A Federal CISO handbook is due out soon from the CISO Council, said Jeff Wagner, Acting Chief Information Security Officer at the Office of Personnel Management. The new guidance aims to cut down on technical language barriers and standardize compliance formatting across the Federal enterprise.
Wagner announced the handbook during a panel discussion Thursday at MeriTalk’s Tenable GovEdge 2018 event. He discussed the handbook when asked how reciprocity can be improved across agencies as they look to balance cyber mandates, policy, CDM and FITARA requirements, and ultimately promote good cross-agency cybersecurity practices.
“I know the CISO Council has taken that task on pretty heavily,” Wagner said. “We have a handbook that’s going to be released relatively shortly, that’s going to outlay, ‘yea verily,’ this is the way everybody does business across the Federal government and standardize it.”
Wagner said compliance processes are being complicated by simple syntax discrepancies.
“Ninety percent of the time, we’re saying the same thing, it’s just formatted on a piece of paper a little bit differently,” he said.
Across government, some officials are hoping it will signal a larger shift in attitudes regarding cybersecurity.
“What we’re really hoping for from the CISO handbook is a culture change,” said Derek Larson, Deputy Director of Cybersecurity Risk and Performance Management for the White House. “It’s not going to be one of those things where it comes out and the week after, everything’s solved. There’s going to be this socialization process, giving everyone adjustment to these new expectations.”
While the handbook could do well to eliminate jargon and unnecessary nuance in security processes, the impetus to collaborate on best practice still needs to be established, said Greg Kushto, vice president of sales engineering at Force 3.

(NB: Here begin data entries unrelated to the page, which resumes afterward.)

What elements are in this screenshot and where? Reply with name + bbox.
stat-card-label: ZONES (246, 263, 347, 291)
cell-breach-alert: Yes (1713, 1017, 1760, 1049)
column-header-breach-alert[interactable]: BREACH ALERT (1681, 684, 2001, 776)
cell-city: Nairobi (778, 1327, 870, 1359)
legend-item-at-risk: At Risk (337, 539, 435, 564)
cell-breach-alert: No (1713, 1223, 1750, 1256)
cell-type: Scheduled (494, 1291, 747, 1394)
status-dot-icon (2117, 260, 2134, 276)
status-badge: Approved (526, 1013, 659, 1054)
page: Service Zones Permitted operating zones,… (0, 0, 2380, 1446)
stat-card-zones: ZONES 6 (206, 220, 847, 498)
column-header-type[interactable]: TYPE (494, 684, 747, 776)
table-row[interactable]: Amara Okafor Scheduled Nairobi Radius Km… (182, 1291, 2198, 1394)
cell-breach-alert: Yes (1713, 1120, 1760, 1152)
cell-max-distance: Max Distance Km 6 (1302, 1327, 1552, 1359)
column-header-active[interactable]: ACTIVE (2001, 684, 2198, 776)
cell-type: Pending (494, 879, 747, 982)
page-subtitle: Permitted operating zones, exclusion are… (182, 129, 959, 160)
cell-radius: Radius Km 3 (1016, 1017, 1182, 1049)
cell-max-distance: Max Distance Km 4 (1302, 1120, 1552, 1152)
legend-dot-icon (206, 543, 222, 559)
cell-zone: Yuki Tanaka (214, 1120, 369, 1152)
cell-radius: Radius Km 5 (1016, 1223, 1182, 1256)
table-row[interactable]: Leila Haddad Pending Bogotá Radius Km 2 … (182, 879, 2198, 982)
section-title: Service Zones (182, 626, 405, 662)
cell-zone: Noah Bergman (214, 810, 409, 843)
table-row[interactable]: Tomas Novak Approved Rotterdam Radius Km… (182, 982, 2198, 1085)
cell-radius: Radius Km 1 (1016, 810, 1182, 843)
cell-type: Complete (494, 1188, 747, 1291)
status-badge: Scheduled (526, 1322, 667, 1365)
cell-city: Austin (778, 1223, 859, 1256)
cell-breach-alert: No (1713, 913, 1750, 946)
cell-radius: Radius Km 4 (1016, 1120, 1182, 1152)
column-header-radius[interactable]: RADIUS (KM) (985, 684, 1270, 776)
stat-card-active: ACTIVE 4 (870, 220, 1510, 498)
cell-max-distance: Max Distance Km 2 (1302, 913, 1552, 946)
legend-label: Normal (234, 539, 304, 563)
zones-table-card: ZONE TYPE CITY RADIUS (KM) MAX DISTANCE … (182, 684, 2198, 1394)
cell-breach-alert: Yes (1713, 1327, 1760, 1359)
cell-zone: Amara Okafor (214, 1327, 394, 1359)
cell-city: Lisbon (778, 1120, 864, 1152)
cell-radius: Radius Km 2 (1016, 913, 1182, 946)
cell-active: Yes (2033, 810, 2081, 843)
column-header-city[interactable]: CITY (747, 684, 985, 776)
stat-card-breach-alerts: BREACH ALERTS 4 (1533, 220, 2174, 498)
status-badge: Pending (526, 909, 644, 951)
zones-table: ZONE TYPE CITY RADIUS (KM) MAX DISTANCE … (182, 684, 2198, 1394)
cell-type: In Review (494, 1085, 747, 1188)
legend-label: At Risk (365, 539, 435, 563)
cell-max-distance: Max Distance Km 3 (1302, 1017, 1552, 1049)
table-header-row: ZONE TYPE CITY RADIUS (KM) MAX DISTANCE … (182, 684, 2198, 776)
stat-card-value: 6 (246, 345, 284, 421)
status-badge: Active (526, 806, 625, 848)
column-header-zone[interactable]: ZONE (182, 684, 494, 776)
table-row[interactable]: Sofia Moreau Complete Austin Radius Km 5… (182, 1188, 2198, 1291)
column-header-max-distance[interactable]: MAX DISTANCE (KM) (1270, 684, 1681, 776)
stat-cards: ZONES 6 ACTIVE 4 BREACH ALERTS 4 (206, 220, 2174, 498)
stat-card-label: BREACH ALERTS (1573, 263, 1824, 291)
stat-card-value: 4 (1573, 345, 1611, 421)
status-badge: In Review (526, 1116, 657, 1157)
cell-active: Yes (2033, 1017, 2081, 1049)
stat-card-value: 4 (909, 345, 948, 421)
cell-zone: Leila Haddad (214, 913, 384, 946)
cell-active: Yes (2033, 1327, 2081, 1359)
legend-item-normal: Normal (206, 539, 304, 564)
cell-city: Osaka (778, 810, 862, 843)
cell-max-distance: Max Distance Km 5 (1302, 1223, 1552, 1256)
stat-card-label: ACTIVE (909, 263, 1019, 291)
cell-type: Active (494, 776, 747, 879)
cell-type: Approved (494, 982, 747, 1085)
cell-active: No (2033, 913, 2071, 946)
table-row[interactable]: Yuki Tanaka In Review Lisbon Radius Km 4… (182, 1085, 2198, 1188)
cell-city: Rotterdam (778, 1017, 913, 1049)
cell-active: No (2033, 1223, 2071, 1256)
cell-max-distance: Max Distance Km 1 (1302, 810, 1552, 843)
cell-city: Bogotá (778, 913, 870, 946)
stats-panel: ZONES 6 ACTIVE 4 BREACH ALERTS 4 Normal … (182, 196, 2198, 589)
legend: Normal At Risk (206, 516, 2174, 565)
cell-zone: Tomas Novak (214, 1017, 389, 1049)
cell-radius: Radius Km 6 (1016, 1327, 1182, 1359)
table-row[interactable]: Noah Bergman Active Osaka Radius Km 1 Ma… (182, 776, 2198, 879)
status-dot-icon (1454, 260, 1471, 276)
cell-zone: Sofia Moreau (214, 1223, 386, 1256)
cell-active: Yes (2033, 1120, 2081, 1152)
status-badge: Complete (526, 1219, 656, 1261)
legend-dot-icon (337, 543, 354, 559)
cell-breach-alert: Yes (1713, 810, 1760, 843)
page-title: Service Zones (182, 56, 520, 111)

“The handbook will give everybody the instructions for how to do that, but it’s then going to have to be the desire to do that that takes it to the next level,” said Kushto. He noted that policy mandates are not new, and simply ask agencies to articulate the things they are often already doing.
Wagner says that articulation process will be much easier if there’s a consistent way to shout it out loudly across government.
“We’re all doing the same thing. We’re all doing it the same way. And a lot of the reciprocity comes with everyone being comfortable just sitting down and sharing the information,” Wagner said.